Used to be, at the end of every release, everyone got a month to work on what they wanted. Which gave us Apple TV.

Interesting interview with Scott Forstall, former software and Senior VP at Apple, significant contributor on both the Mac and iOS sides.

From Forstall’s Wikipedia page:

In 2005, when Jobs began planning the iPhone, he had a choice to either “shrink the Mac, which would be an epic feat of engineering, or enlarge the iPod”. Jobs favored the former approach but pitted the Macintosh and the iPod team, led by Forstall and Tony Fadell respectively, against each other in an internal competition. Forstall won that fierce competition to create iOS.
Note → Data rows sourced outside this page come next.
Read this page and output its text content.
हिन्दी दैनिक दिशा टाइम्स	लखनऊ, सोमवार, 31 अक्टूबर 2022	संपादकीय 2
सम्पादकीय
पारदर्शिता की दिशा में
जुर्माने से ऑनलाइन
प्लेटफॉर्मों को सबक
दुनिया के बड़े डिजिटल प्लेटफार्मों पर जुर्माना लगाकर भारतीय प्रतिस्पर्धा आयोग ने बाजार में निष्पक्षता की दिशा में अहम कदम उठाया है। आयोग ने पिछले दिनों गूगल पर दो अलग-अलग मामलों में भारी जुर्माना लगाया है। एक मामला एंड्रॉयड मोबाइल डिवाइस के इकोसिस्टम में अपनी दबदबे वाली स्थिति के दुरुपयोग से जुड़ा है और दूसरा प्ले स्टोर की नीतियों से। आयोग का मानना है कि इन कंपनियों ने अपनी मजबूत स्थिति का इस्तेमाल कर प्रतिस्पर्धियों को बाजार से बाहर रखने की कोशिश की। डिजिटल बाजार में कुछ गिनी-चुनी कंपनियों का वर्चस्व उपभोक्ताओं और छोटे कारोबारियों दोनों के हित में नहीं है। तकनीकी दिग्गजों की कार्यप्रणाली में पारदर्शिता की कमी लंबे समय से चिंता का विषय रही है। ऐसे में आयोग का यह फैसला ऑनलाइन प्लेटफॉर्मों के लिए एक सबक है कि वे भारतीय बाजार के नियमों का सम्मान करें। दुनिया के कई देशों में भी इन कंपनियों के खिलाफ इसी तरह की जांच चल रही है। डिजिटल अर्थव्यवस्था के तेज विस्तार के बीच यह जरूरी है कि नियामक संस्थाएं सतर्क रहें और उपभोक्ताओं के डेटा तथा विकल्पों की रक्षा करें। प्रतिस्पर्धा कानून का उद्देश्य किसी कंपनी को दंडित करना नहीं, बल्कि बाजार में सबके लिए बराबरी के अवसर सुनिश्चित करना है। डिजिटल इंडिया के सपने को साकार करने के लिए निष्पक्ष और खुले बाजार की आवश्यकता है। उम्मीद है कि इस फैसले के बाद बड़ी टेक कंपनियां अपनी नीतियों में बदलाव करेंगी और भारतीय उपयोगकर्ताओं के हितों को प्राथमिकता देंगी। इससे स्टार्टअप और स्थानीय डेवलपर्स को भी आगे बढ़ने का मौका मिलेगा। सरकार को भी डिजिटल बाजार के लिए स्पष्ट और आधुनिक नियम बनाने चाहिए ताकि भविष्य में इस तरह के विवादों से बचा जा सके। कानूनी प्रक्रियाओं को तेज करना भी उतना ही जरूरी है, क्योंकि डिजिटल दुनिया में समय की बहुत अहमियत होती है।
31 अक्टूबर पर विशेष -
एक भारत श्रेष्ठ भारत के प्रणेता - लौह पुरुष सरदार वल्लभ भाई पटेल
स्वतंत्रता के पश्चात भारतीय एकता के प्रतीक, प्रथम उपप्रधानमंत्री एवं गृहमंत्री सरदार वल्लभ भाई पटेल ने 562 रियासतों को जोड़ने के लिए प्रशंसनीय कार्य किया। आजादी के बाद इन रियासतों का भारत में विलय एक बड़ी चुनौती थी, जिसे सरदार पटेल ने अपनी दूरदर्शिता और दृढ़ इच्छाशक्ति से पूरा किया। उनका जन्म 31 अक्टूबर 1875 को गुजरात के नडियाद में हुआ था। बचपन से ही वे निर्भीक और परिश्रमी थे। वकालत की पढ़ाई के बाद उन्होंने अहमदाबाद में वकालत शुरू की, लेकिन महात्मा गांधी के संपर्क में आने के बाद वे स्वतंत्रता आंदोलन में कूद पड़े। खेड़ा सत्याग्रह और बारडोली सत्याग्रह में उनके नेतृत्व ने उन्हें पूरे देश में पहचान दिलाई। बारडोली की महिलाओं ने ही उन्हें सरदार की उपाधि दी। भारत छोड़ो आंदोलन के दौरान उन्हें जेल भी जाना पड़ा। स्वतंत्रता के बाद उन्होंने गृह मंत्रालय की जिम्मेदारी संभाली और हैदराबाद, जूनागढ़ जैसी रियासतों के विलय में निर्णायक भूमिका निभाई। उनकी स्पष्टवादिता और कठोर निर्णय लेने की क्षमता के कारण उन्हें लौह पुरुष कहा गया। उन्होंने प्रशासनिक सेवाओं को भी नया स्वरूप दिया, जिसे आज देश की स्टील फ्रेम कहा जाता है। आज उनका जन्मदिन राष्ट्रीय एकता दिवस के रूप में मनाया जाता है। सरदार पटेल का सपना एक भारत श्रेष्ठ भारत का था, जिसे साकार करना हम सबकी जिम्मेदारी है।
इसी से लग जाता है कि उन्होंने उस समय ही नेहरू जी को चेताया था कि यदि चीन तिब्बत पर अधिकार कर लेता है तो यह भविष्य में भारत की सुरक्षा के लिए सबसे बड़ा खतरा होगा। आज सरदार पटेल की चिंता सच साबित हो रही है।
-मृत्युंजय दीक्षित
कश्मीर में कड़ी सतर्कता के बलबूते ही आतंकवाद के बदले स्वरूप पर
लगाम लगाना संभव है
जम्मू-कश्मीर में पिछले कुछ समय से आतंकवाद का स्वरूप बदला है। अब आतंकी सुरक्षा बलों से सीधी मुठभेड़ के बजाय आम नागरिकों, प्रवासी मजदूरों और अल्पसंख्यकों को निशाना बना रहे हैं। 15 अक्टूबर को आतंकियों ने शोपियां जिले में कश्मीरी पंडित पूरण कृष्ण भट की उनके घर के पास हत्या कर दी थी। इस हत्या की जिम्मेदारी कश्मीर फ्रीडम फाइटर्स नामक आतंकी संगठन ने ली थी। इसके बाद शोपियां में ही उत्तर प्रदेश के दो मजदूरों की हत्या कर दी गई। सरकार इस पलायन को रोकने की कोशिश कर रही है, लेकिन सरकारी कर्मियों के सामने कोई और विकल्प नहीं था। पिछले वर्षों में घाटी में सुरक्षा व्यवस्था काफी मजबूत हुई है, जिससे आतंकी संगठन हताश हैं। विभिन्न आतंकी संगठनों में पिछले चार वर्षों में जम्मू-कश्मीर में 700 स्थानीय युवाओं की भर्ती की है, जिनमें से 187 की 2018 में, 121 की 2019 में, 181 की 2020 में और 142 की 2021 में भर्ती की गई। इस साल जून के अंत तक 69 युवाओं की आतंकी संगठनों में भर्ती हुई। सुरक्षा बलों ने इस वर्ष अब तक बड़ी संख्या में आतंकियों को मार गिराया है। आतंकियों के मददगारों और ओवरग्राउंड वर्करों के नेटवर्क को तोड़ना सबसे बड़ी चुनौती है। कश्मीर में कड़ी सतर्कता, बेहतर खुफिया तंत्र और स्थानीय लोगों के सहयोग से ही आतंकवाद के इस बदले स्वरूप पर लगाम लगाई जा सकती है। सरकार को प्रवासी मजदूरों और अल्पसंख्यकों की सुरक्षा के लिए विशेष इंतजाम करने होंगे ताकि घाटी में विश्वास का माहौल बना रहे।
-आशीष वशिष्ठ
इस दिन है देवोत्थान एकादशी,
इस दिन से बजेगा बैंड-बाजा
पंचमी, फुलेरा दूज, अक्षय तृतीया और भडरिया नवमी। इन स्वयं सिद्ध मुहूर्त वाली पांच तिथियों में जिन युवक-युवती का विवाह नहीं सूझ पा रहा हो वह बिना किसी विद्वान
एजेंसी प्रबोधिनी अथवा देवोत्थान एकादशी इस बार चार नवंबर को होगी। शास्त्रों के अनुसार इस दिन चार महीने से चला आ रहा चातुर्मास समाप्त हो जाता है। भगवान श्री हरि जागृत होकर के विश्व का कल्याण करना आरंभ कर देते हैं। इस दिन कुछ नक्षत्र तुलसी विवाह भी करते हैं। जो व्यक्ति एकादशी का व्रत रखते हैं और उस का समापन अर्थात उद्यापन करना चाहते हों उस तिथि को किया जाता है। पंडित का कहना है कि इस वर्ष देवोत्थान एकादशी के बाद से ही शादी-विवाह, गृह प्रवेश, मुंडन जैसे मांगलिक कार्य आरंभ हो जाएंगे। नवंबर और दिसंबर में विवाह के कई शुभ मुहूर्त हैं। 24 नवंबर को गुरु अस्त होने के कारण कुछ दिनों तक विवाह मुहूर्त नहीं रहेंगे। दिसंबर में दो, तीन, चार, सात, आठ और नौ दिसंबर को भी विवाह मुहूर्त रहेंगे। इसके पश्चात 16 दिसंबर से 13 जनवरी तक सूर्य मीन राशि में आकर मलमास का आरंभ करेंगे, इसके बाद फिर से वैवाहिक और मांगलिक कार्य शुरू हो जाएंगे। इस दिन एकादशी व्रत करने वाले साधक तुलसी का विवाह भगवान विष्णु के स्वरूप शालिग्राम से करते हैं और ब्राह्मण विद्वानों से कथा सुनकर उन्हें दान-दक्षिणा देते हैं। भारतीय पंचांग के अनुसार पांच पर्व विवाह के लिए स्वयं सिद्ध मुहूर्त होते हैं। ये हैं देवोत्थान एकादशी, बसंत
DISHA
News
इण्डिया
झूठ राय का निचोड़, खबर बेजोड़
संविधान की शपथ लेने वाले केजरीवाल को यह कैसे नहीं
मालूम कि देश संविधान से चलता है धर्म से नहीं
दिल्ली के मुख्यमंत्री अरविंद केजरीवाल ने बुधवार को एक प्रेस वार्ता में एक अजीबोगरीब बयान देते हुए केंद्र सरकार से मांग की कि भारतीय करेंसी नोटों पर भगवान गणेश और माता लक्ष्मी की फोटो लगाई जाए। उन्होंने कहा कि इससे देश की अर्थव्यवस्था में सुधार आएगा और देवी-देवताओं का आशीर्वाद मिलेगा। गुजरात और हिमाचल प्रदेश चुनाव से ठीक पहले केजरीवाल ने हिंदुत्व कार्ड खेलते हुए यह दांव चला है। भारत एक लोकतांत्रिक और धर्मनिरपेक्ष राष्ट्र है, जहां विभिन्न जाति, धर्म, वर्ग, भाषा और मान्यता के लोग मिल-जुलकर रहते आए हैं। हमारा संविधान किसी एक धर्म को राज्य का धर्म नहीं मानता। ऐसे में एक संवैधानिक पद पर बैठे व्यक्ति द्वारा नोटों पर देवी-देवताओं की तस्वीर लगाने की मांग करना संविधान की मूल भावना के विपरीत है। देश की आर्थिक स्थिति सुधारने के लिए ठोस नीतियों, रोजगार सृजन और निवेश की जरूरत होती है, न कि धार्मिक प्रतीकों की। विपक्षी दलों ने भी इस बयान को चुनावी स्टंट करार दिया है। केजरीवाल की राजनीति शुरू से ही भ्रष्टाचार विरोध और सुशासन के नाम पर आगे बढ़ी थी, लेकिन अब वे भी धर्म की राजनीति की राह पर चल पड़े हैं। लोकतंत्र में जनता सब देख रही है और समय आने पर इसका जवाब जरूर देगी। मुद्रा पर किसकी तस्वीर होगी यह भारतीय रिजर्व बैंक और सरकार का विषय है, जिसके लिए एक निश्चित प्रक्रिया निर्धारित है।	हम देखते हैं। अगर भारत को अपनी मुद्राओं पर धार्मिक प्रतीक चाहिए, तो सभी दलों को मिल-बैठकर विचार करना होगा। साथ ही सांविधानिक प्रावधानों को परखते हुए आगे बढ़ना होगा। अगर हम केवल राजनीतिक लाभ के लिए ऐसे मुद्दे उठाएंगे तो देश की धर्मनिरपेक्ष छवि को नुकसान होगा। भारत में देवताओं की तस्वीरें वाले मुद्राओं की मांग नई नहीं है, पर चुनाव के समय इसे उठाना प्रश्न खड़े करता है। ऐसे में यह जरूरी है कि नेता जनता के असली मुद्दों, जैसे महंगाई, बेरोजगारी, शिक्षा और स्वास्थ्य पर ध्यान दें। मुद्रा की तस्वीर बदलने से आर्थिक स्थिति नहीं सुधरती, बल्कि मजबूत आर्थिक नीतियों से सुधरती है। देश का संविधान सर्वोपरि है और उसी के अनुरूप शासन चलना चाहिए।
The decision enabled the success of the iPhone as a platform for third-party developers: using a well-known desktop operating system as its basis allowed the many third-party Mac developers to write software for the iPhone with minimal retraining. Forstall was also responsible for creating a software developer’s kit for programmers to build iPhone apps, as well as an App Store within iTunes.

The video embedded below is part of Stanford University’s Philosophy Talk series. The relevant part of the conversation, highlighted on the headline linked Reddit post, starts at about 31 minutes in.

In a nutshell, Forstall talks about giving everyone who reported to him (a fairly large group) a month off to work on whatever they wanted. Give a listen.

It used to be a common perq at big tech companies (Google and Apple are but two examples) that you got time to work on stuff that interested you. Sometimes that benefit came in the form of a long sabbatical, allowing you to travel around the world, or take classes in some unrelated field, all via paid leave.

Another take on this policy allowed you to carve out a percentage of your time each month to fiddle around with technology you thought might lead to something that might benefit the company in the long run.

Does this sort of thing exist any more? Anyone have that freedom at their job? Is there a value to the company, a value that’s now been lost because this sort of thing is hard to translate into dollars and cents?

And is it possible this approach, one that gives team members the ability to ease themselves from the threat of burn-out, has benefits in terms of more stable OS releases, less employee turnover?